Удивительно, что и сам я, и мои товарищи на ближайших зимних каникулах «пересказывали своими словами» чеховские вещи: «Канитель», «Винт», «Хирургия», «Дочь Альбиона», «Налим» и другие, и это вызывало бурный смех. Теперь, слушая лучших мастеров дикции, никак не могу понять, в чем же там была сила, почему слушательская реакция была заметнее.

С той поры прошло – увы – пятьдесят лет! Не один раз перечитывал произведения А. П. Чехова и все-таки последующий Чехов никогда не заслонял в моем сознании Чехова начального периода, когда критики и литературоведы склонны были называть его только «смешным писателем». Больше того: многие произведения этого периода мне дают больше, чем вещи последующего периода. «Злоумышленник», например, мне кажется, более правдивым, чем «Мужики», которым я во многом не верю. Или взять хоть «Ведьму». Ведь это жуткая трагедия молодой красивой женщины, вынужденной жить на погосте с постылым рыжим дьячком. Сколько на эту тему у нас написано и в стихах и в прозе, и везде это трагедия либо мелодрама. А здесь ты даже смеешься. Смеешься над рыжим дьячком, который пытается прикрыть платком лицо спящего почтальона, чтобы на него не смотрела жена.
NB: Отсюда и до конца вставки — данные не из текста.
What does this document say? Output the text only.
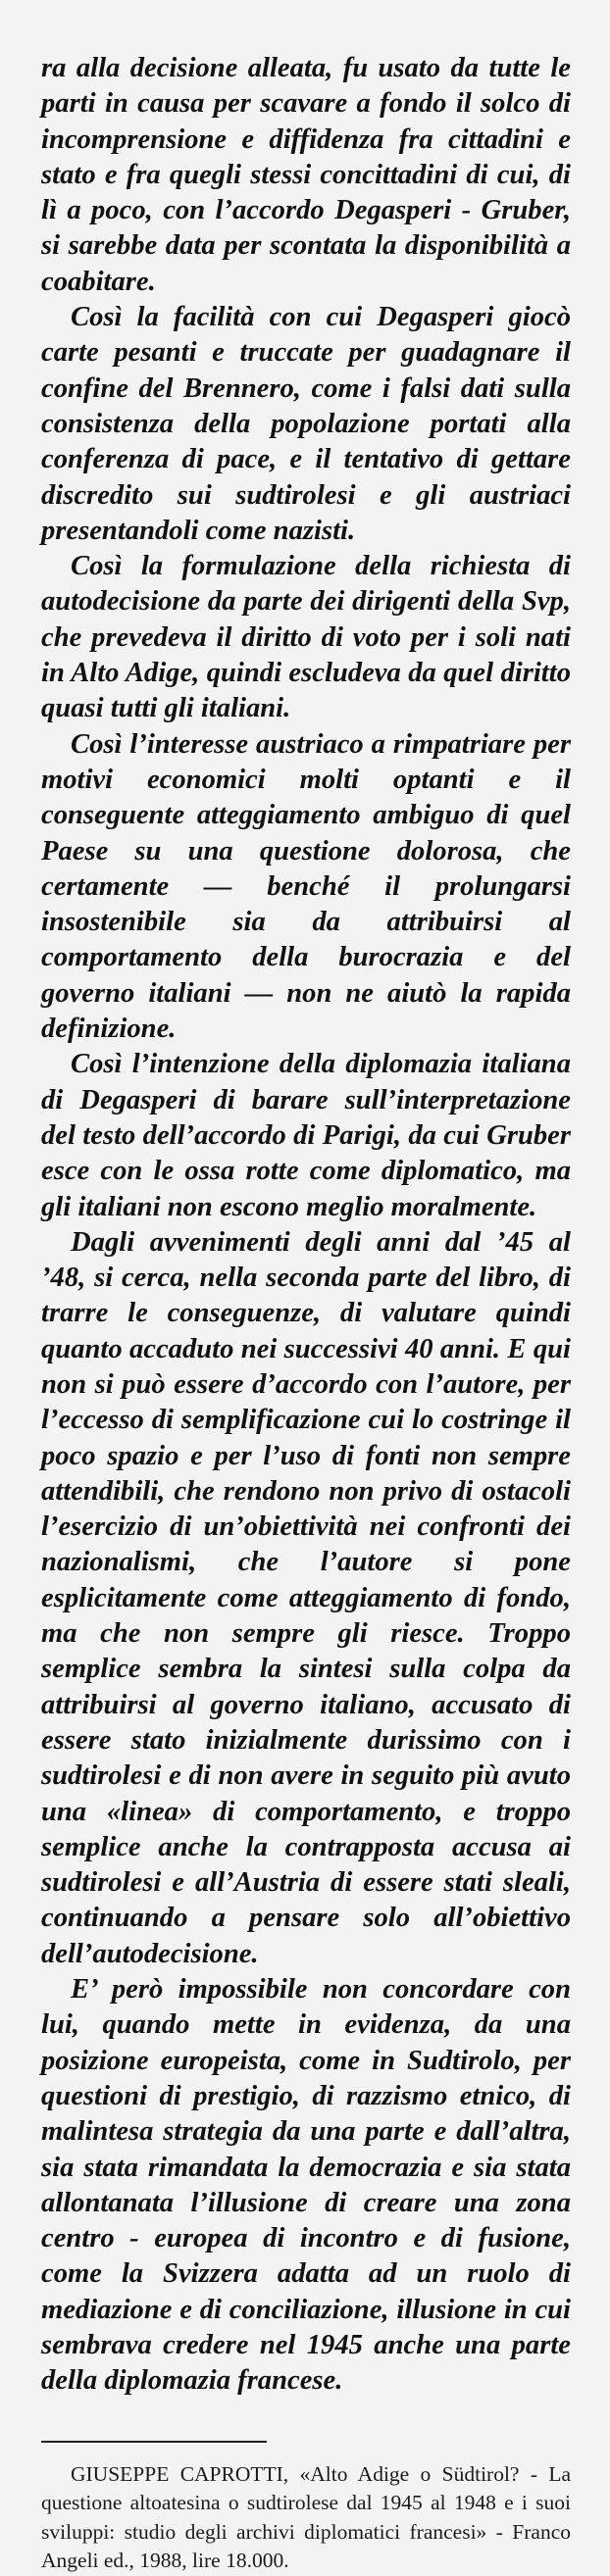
ra alla decisione alleata, fu usato da tutte le parti in causa per scavare a fondo il solco di incomprensione e diffidenza fra cittadini e stato e fra quegli stessi concittadini di cui, di lì a poco, con l’accordo Degasperi - Gruber, si sarebbe data per scontata la disponibilità a coabitare.

Così la facilità con cui Degasperi giocò carte pesanti e truccate per guadagnare il confine del Brennero, come i falsi dati sulla consistenza della popolazione portati alla conferenza di pace, e il tentativo di gettare discredito sui sudtirolesi e gli austriaci presentandoli come nazisti.

Così la formulazione della richiesta di autodecisione da parte dei dirigenti della Svp, che prevedeva il diritto di voto per i soli nati in Alto Adige, quindi escludeva da quel diritto quasi tutti gli italiani.

Così l’interesse austriaco a rimpatriare per motivi economici molti optanti e il conseguente atteggiamento ambiguo di quel Paese su una questione dolorosa, che certamente — benché il prolungarsi insostenibile sia da attribuirsi al comportamento della burocrazia e del governo italiani — non ne aiutò la rapida definizione.

Così l’intenzione della diplomazia italiana di Degasperi di barare sull’interpretazione del testo dell’accordo di Parigi, da cui Gruber esce con le ossa rotte come diplomatico, ma gli italiani non escono meglio moralmente.

Dagli avvenimenti degli anni dal ’45 al ’48, si cerca, nella seconda parte del libro, di trarre le conseguenze, di valutare quindi quanto accaduto nei successivi 40 anni. E qui non si può essere d’accordo con l’autore, per l’eccesso di semplificazione cui lo costringe il poco spazio e per l’uso di fonti non sempre attendibili, che rendono non privo di ostacoli l’esercizio di un’obiettività nei confronti dei nazionalismi, che l’autore si pone esplicitamente come atteggiamento di fondo, ma che non sempre gli riesce. Troppo semplice sembra la sintesi sulla colpa da attribuirsi al governo italiano, accusato di essere stato inizialmente durissimo con i sudtirolesi e di non avere in seguito più avuto una «linea» di comportamento, e troppo semplice anche la contrapposta accusa ai sudtirolesi e all’Austria di essere stati sleali, continuando a pensare solo all’obiettivo dell’autodecisione.

E’ però impossibile non concordare con lui, quando mette in evidenza, da una posizione europeista, come in Sudtirolo, per questioni di prestigio, di razzismo etnico, di malintesa strategia da una parte e dall’altra, sia stata rimandata la democrazia e sia stata allontanata l’illusione di creare una zona centro - europea di incontro e di fusione, come la Svizzera adatta ad un ruolo di mediazione e di conciliazione, illusione in cui sembrava credere nel 1945 anche una parte della diplomazia francese.

GIUSEPPE CAPROTTI, «Alto Adige o Südtirol? - La questione altoatesina o sudtirolese dal 1945 al 1948 e i suoi sviluppi: studio degli archivi diplomatici francesi» - Franco Angeli ed., 1988, lire 18.000.
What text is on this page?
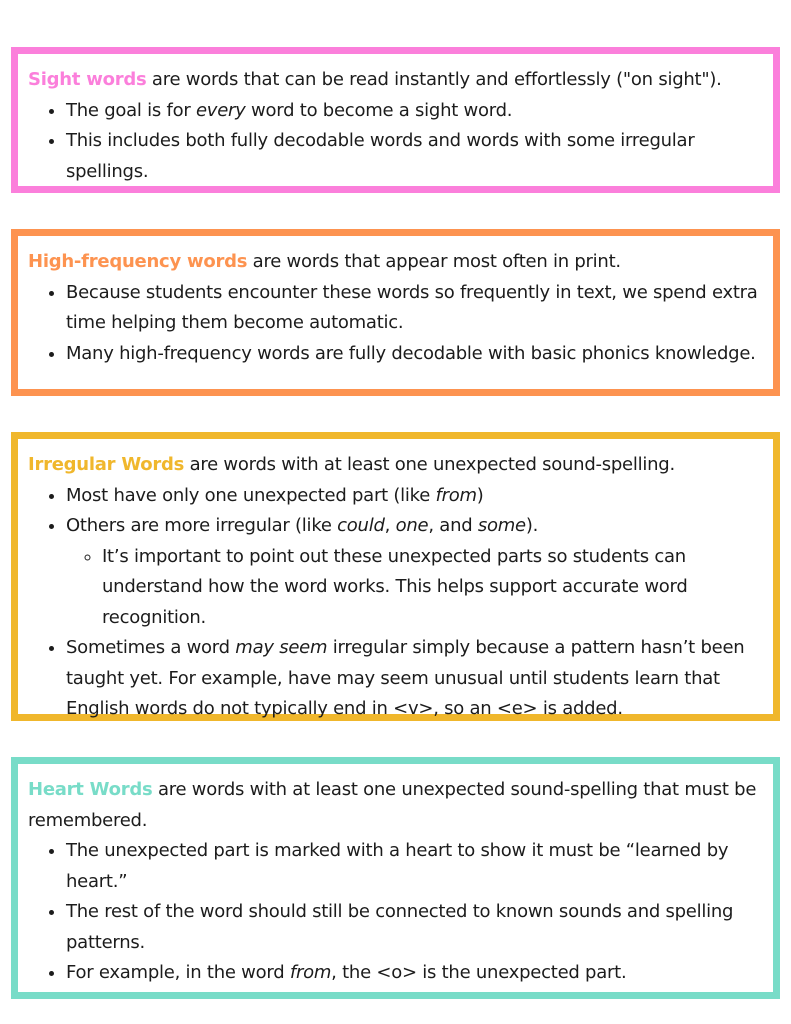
Sight words are words that can be read instantly and effortlessly ("on sight").

• The goal is for every word to become a sight word.
• This includes both fully decodable words and words with some irregular spellings.

High-frequency words are words that appear most often in print.

• Because students encounter these words so frequently in text, we spend extra time helping them become automatic.
• Many high-frequency words are fully decodable with basic phonics knowledge.

Irregular Words are words with at least one unexpected sound-spelling.

• Most have only one unexpected part (like from)
• Others are more irregular (like could, one, and some).
◦ It’s important to point out these unexpected parts so students can understand how the word works. This helps support accurate word recognition.
• Sometimes a word may seem irregular simply because a pattern hasn’t been taught yet. For example, have may seem unusual until students learn that English words do not typically end in <v>, so an <e> is added.

Heart Words are words with at least one unexpected sound-spelling that must be remembered.

• The unexpected part is marked with a heart to show it must be “learned by heart.”
• The rest of the word should still be connected to known sounds and spelling patterns.
• For example, in the word from, the <o> is the unexpected part.
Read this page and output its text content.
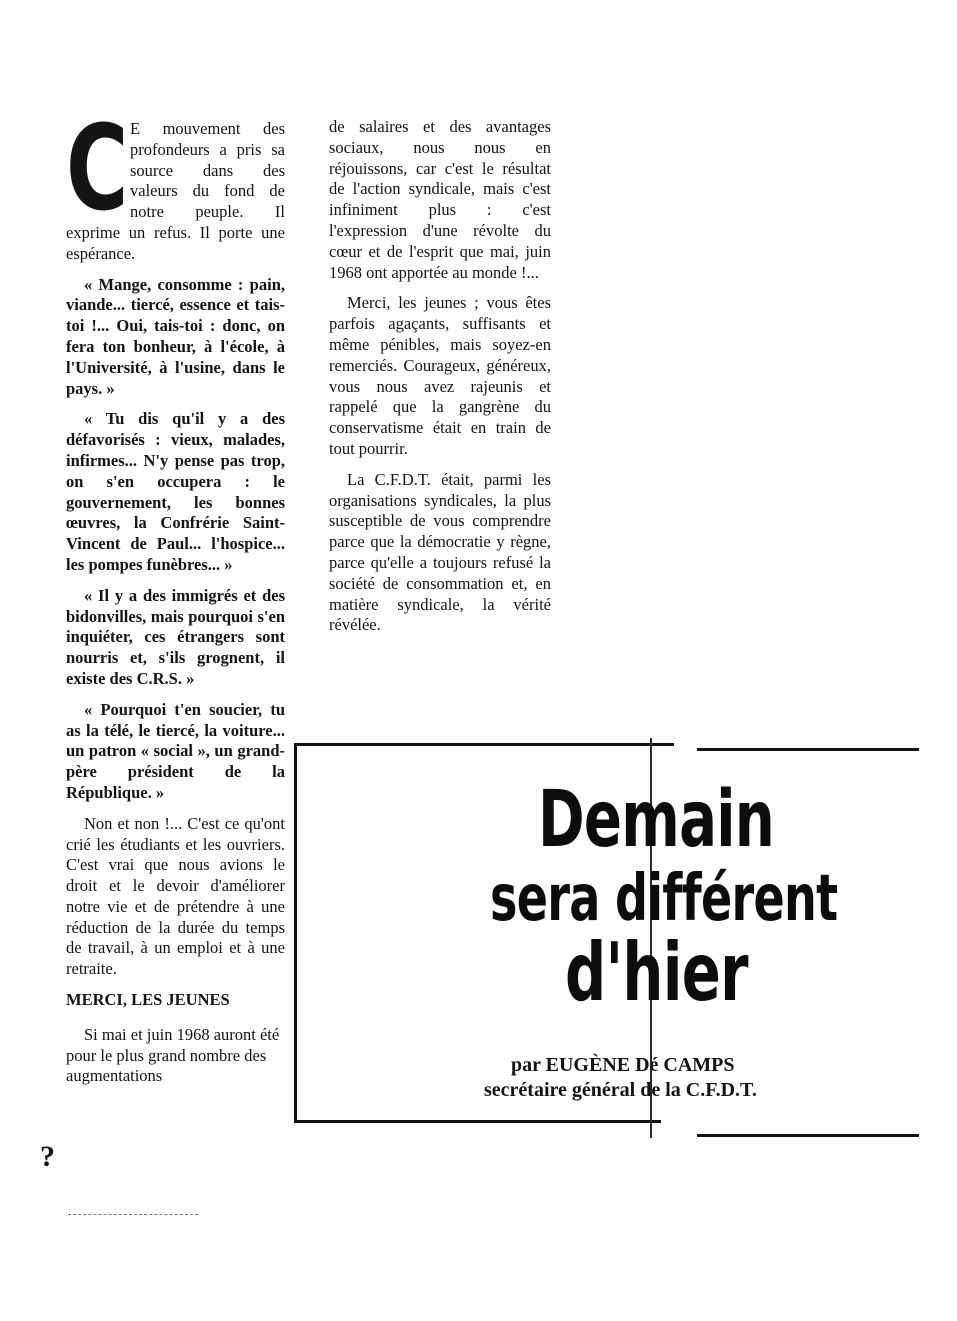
C E mouvement des profondeurs a pris sa source dans des valeurs du fond de notre peuple. Il exprime un refus. Il porte une espérance.

« Mange, consomme : pain, viande... tiercé, essence et tais-toi !... Oui, tais-toi : donc, on fera ton bonheur, à l'école, à l'Université, à l'usine, dans le pays. »

« Tu dis qu'il y a des défavorisés : vieux, malades, infirmes... N'y pense pas trop, on s'en occupera : le gouvernement, les bonnes œuvres, la Confrérie Saint-Vincent de Paul... l'hospice... les pompes funèbres... »

« Il y a des immigrés et des bidonvilles, mais pourquoi s'en inquiéter, ces étrangers sont nourris et, s'ils grognent, il existe des C.R.S. »

« Pourquoi t'en soucier, tu as la télé, le tiercé, la voiture... un patron « social », un grand-père président de la République. »

Non et non !... C'est ce qu'ont crié les étudiants et les ouvriers. C'est vrai que nous avions le droit et le devoir d'améliorer notre vie et de prétendre à une réduction de la durée du temps de travail, à un emploi et à une retraite.

MERCI, LES JEUNES

Si mai et juin 1968 auront été pour le plus grand nombre des augmentations

de salaires et des avantages sociaux, nous nous en réjouissons, car c'est le résultat de l'action syndicale, mais c'est infiniment plus : c'est l'expression d'une révolte du cœur et de l'esprit que mai, juin 1968 ont apportée au monde !...

Merci, les jeunes ; vous êtes parfois agaçants, suffisants et même pénibles, mais soyez-en remerciés. Courageux, généreux, vous nous avez rajeunis et rappelé que la gangrène du conservatisme était en train de tout pourrir.

La C.F.D.T. était, parmi les organisations syndicales, la plus susceptible de vous comprendre parce que la démocratie y règne, parce qu'elle a toujours refusé la société de consommation et, en matière syndicale, la vérité révélée.

?
Demain
sera différent
d'hier
par EUGÈNE Dé CAMPS
secrétaire général de la C.F.D.T.
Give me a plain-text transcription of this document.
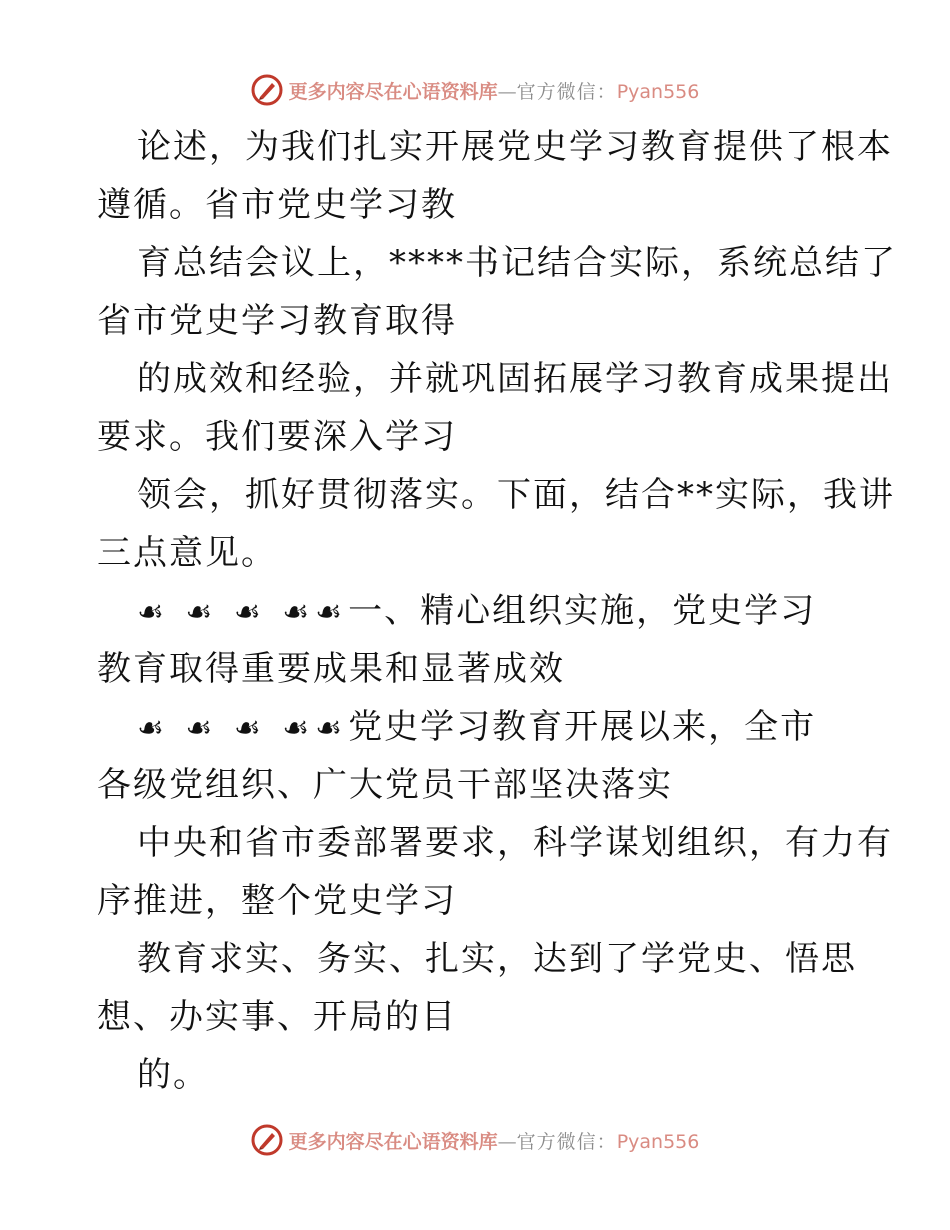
更多内容尽在心语资料库—官方微信：Pyan556
论述，为我们扎实开展党史学习教育提供了根本
遵循。省市党史学习教
育总结会议上，****书记结合实际，系统总结了
省市党史学习教育取得
的成效和经验，并就巩固拓展学习教育成果提出
要求。我们要深入学习
领会，抓好贯彻落实。下面，结合**实际，我讲
三点意见。
☙ ☙ ☙ ☙☙一、精心组织实施，党史学习
教育取得重要成果和显著成效
☙ ☙ ☙ ☙☙党史学习教育开展以来，全市
各级党组织、广大党员干部坚决落实
中央和省市委部署要求，科学谋划组织，有力有
序推进，整个党史学习
教育求实、务实、扎实，达到了学党史、悟思
想、办实事、开局的目
的。
更多内容尽在心语资料库—官方微信：Pyan556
Смеешься и тогда, когда этот рыжий дьячок получает локтем в переносицу. Однако смех ни в какой мере не затеняет основную мысль. Ты тут всему веришь и навсегда запоминаешь, между тем, как трагедии зарываются, а мелодрамы простой переменой интонации превращаются в свою противоположность. Здесь никакой интонацией ничего не изменишь, так как основа глубоко национальна. Ведь наше русское поле тем и отличается от всех остальных, что на нем нет затейливых цветов, а только простые васильки да солнечный жолтяк. Наши люди даже перед подвигом смерти не встанут на котурны и «могут отмочить одобрительную шутку». Не случайно у нас создалась пословица: «посильна беда со смехом, невмочь со слезами». Чехов это чувствовал, как никто больше, и у него даже тема о безвольной, запуганной интеллигенции подана с большой дозой смеха. Нам смешно даже над последним гробовым футляром страшного, отвратительного, но в то же время смешного Антропоса-Белякова. И, по-моему, сила этой вещи в частности и в том, что она подана в манере «Пестрых рассказов», а не «хмурых людей», как «Спать хочется» и другие произведения, которые критикой прошлого особо выделялись, а читателем и прошлого и настоящего чаще всего пропускаются. И вовсе не потому, что тема мрачна. «Дачники» не менее страшная вещь, но только подана в той национальной манере, которая формулируется: «Коли живешь, реветь рано, а умрешь, тогда поздно».